COVID-19

Les écouteurs dans les oreilles, je démarre une playlist « Happy songs » sur Spotify. Vomir cette chanson quotidienne COVID-19 et insuffler un peu d’inspiration à mes neurones. Assise sur le canapé d’angle, la fenêtre ouverte au rez-de-chaussé. J’essaie de respirer l’air moins pollué et profiter de la luminosité. Les chaussettes de noël rouge et grise aux pieds, le papier d’une tablette de chocolat froissé traînant sur la table. « Shotgun » de Georges Ezra n’est pas pire pour commencer ce nouvel article.

C’est dans l’air, tu le sens, c’est un peu différent. Un peu comme le son « Say Amen » de Panic! At The Disco.

COVID les rues…

Tu les humes ces effluves de gel hydroalcoolique dans la rue ? Tu les vois ces gants multicolores qui ornent les mains de quelques-uns et ces masques qui mangent le visage des plus chanceux.

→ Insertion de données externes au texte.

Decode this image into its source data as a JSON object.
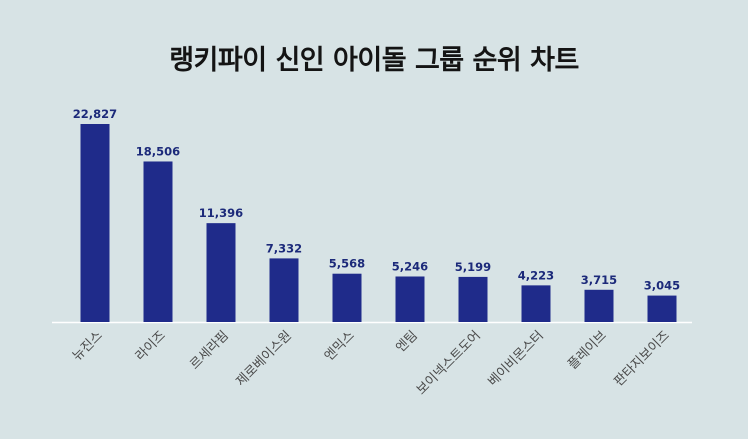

COVID les rues, les masques dehors. La moisissure vide notre foyer, les masques dedans. Les masques, tout le temps.

Il y a ceux qui ont ressortis leurs effets d’hiver : gants en cuir et écharpe en guise de barrière contre le virus. Ces regards d’inquiétude et de méfiance guettant la moindres toux sauvage.

Alors de peur de provoquer un vent de panique, je retiens ma toux qui est devenue chronique. Et regarde en coin ceux qui sont sur le point d’expulser un nuage de micro-gouttelettes véhiculant possiblement ce virus à 6 mètres. Je suis prête à changer de trottoir, s’il le faut.

Et il y a ceux ceux qui n’ont cure des avertissements, abandonnant aux autres leurs préoccupations. Cette atmosphère tantôt d’anxiété, tantôt de vacances.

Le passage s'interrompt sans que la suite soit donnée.